新勝寺(千葉県成田市) 2012年 1月
 成田山新勝寺(なりたさんしんしょうじ)は千葉県成田市にある。 真言宗智山派に属し、川崎大師平間寺、高尾山薬王院と並ぶ大本山である。
 関東に住む人間にとっては、「お不動さま」の名で、そして初詣に出かける寺としてなじみ深い。 お正月のニュースで初詣客数がとり上げられることも多い。 筆者もだいぶ前にお参りしたことがあるけれど、 近年は参詣していなかったので、久しぶりに2012年の年明け三が日中に初詣でに出かけるつもりでいた。 ところが正月そうそうに風邪を引いてしまい、やっと出かけたのが年が明けて少し経った1月の中旬の平日であった。
 家から成田まではかなりの距離があるので、早朝に出発して京成電鉄を使い、 成田駅に降り立ったのが9時過ぎ。 さすがにこの時間では参道を歩く人の数も多くない。 駅から総門までは歩いて10分ほど。 飲食店やお土産物屋が軒を並べ、門前町を形作っている。 近年沿道の整備が進んでいるようで、電柱は片づけられ、こぎれいな街並みになっている。 それでいながら、昔の門前町の雰囲気が残っているので、中高年の参拝客にも違和感なく 参道の散策が楽しめそうだ。
 参道に旅館があるのは、江戸時代に江戸からの参詣者を泊めた名残りなのかもしれない。 江戸時代には、江戸から日帰りで参詣というわけにはいかなかったから、成田山詣ではちょっとした観光旅行を かねていたようだ。
 カーブした坂道を下ると総門に達する。 総門は、2008年に竣工したので、まだ新しい。 総門から仁王門の間のあまり広くない場所には、所せましと露店や屋台が並んで初詣客を待っていた。 石段を登ると仁王門があり、次の石段を登ると、眼の前に本堂が現れる。 本堂の周りには、三重塔、鐘楼、一切経堂、聖徳太子堂などの伽藍が並んでいる。 どの建物も細部まで色鮮やかに彩色されていて華やかだ。 本堂にお参りしたのち、裏手に回ると、額堂、開山堂、光明堂などの建物群が出てくる。 これらの建物は、比較的落ち着いた色合いで歴史を感じさせる。
 もともとこの新勝寺は、平安時代中期に起きた平将門の乱のときに、 寛朝大僧正が京都の神護寺の不動明王像を奉じて関東に下ったときに 起源をもつとされる、大変長い歴史を持っている。 だが、現在目にする伽藍は江戸時代以降に建立されたようで、それほど古いものではない。
 広い境内を一通り巡ったあと総門まで引き返し、成田駅に向かおうとした時はお昼近かった。 朝には閑散としていた参道も大勢の参詣者で埋まり、成田不動の人気の高さがうかがえた。
 参道のお店を眺めながら歩いていると、うなぎの看板が目についたので、蒲焼をお土産に買って 帰路についた。 成田山の近くには印旛沼や利根川があるため、古くから川魚料理が盛んだったようだ。
 写真は、RICOH GX200およびNIKON FM3A・35mm F2・フジカラースペリアX-TRA 400で撮影。

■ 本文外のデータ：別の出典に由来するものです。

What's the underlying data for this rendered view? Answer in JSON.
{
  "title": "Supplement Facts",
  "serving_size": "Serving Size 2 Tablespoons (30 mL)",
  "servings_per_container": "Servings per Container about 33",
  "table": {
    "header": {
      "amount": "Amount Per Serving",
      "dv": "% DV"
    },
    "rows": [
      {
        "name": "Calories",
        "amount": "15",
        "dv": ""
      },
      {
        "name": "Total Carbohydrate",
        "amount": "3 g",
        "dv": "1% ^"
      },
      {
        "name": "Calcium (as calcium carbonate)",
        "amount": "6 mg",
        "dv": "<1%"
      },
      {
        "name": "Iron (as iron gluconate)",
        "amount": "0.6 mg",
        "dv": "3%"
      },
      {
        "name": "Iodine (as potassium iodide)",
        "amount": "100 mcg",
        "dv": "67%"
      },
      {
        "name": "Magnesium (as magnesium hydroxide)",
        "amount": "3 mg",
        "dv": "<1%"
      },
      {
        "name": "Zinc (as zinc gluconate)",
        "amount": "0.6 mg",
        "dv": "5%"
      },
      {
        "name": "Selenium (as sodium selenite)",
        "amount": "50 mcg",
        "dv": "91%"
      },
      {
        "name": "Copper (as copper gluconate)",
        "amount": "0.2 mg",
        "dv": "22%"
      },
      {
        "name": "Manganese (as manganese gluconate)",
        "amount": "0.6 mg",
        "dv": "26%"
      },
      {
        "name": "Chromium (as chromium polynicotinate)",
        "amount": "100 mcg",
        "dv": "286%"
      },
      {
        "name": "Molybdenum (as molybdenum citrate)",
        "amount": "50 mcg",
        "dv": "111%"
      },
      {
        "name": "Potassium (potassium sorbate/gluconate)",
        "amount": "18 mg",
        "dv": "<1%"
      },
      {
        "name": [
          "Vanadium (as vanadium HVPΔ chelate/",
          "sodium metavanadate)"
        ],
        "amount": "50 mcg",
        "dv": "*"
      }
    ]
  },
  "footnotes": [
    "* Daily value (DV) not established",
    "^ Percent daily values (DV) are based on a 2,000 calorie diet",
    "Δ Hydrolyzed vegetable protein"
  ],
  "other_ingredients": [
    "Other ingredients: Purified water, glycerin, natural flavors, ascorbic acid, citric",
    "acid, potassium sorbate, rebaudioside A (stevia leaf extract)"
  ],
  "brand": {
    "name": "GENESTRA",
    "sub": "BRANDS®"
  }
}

 駅から続く参道は、総門近くまで来るとゆるくカーブしながら下る。 道路に電柱がないのが景観上好ましい。
 両側には、お土産物屋、うなぎ屋、旅館などがならび、にぎやかだ。
 この写真を撮った朝10時前は人通りが少なかったが、昼過ぎに戻ったときは、 人で一杯になっていた。
2012/1/17撮影

 総門
 2008年建立だから、まだ新しい。
2012/1/17撮影

 総門を通って石段を登ると仁王門(1831年再建)があり、ここには大きな提灯が下がっている。 「魚がし」と書かれている。
 昭和40年代に、築地の魚河岸の旦那衆が寄付したものとのこと。
2012/1/17撮影

 大本堂(1968年建立)と三重塔(1712年建立)
 大本堂には、本尊の不動明王が安置されている。
2012/1/17撮影

 一切経堂内部には、輪蔵が見えている。 ずいぶんときらびやかに荘厳されている。
 一切経堂は18世紀に建立され、19世紀初めに再建されている。
2012/1/17撮影

 左手前の建物が額堂(1861年建立)で、右奥に開山堂(昭和の建立)が見える。 額堂は、柱だけの吹き抜けで、奉納されたたくさんの額や絵馬が掲げられている。
 額堂内には、七代目市川団十郎の石像がある。
2012/1/17撮影

 光明堂(1701年建立)と平和大塔(右奥)
 光明堂の背後には、奥之院がある。 時折、上空を旅客機が横切り、成田空港が近いことを実感できる。
2012/1/17撮影

 釈迦堂(1858年建立)と葉牡丹
 この釈迦堂は、現本堂の前に本堂だった建物。
 葉牡丹は新勝寺の寺紋であるため、植えられているらしい。